Le Screamer à l’écran
De Mister Rock’n’roll en 1957, au film Peut-être de Cédric Klapisch (1999), il a souvent incarné son propre rôle. Hawkins se distingue surtout dans son personnage de maître d’hôtel dans l’excellent Mystery Train de Jim Jarmusch. Il est même nommé aux Independent Spirit Awards dans la catégorie “second rôle” pour sa performance.
Mystery Train (Jim Jarmusch)
Screamin’ Jay Hawkins s’est éteint le 12 février de l’année 2000. Quelques temps avant la démocratisation d’internet. Il n’avait pas 70 ans, pourtant sa disparition n’a pas fait grand bruit.
Heureusement, chaque génération explorant les origines du rock et ses ramifications, renoue inévitablement avec son œuvre. Le monumental “Spell” est un rite de passage obligatoire.
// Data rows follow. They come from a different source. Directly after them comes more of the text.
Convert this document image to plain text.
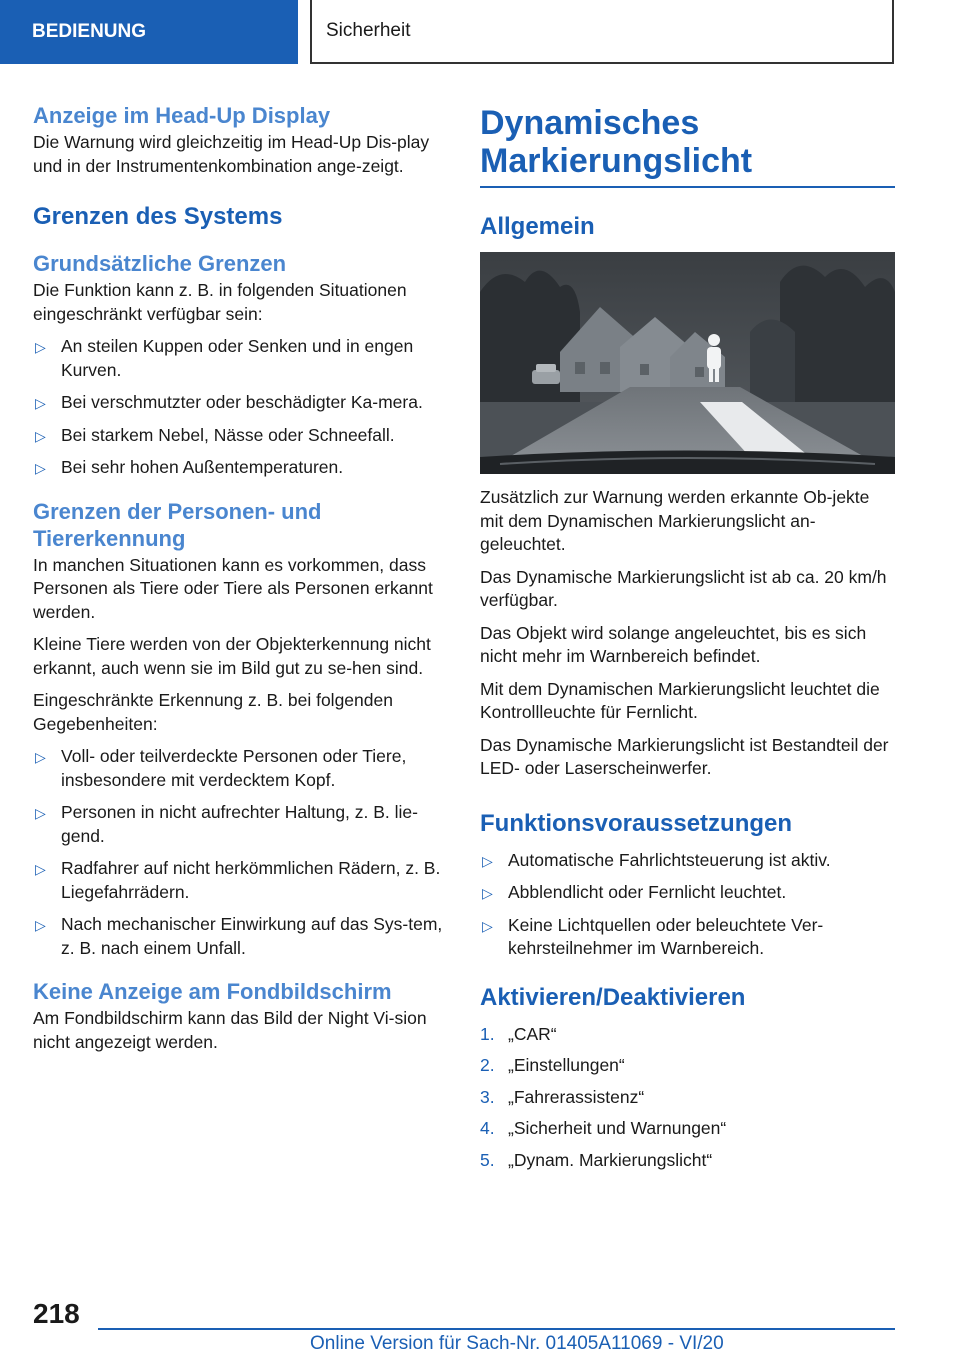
BEDIENUNG	Sicherheit
Anzeige im Head-Up Display

Die Warnung wird gleichzeitig im Head-Up Dis-play und in der Instrumentenkombination ange-zeigt.

Grenzen des Systems
Grundsätzliche Grenzen

Die Funktion kann z. B. in folgenden Situationen eingeschränkt verfügbar sein:

▷ An steilen Kuppen oder Senken und in engen Kurven.
▷ Bei verschmutzter oder beschädigter Ka-mera.
▷ Bei starkem Nebel, Nässe oder Schneefall.
▷ Bei sehr hohen Außentemperaturen.
Grenzen der Personen- und Tiererkennung

In manchen Situationen kann es vorkommen, dass Personen als Tiere oder Tiere als Personen erkannt werden.

Kleine Tiere werden von der Objekterkennung nicht erkannt, auch wenn sie im Bild gut zu se-hen sind.

Eingeschränkte Erkennung z. B. bei folgenden Gegebenheiten:

▷ Voll- oder teilverdeckte Personen oder Tiere, insbesondere mit verdecktem Kopf.
▷ Personen in nicht aufrechter Haltung, z. B. lie-gend.
▷ Radfahrer auf nicht herkömmlichen Rädern, z. B. Liegefahrrädern.
▷ Nach mechanischer Einwirkung auf das Sys-tem, z. B. nach einem Unfall.
Keine Anzeige am Fondbildschirm

Am Fondbildschirm kann das Bild der Night Vi-sion nicht angezeigt werden.

Dynamisches Markierungslicht
Allgemein

Zusätzlich zur Warnung werden erkannte Ob-jekte mit dem Dynamischen Markierungslicht an-geleuchtet.

Das Dynamische Markierungslicht ist ab ca. 20 km/h verfügbar.

Das Objekt wird solange angeleuchtet, bis es sich nicht mehr im Warnbereich befindet.

Mit dem Dynamischen Markierungslicht leuchtet die Kontrollleuchte für Fernlicht.

Das Dynamische Markierungslicht ist Bestandteil der LED- oder Laserscheinwerfer.

Funktionsvoraussetzungen
▷ Automatische Fahrlichtsteuerung ist aktiv.
▷ Abblendlicht oder Fernlicht leuchtet.
▷ Keine Lichtquellen oder beleuchtete Ver-kehrsteilnehmer im Warnbereich.
Aktivieren/Deaktivieren
1. „CAR“
2. „Einstellungen“
3. „Fahrerassistenz“
4. „Sicherheit und Warnungen“
5. „Dynam. Markierungslicht“
218
Online Version für Sach-Nr. 01405A11069 - VI/20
Le coup du cercueil également. Sans oublier sa Cool Attitude…
Screamin’ Jay Hawkins – I Am The Cool
Ses vingt dernières années d’existence comportent quelques très beaux albums. En espérant que cet article vous ait donné envie d’explorer sa discographie plus en profondeur. Dans le cas contraire, peut-être les mots de son ami, le grand Serge (Gainsbourg), finiront-ils de vous convaincre…
“ C’est un génie. Parce que c’est la notion de dérision et l’agression totale dans la musique rock. Personne n’a compris son audace. Les audaces dans le trip rock, c’est rare et superbe. Et lui restera dans l’Histoire. On a rien vu d’aussi fulgurant, d’aussi hard que ce qu’il a fait au milieu des années 50.”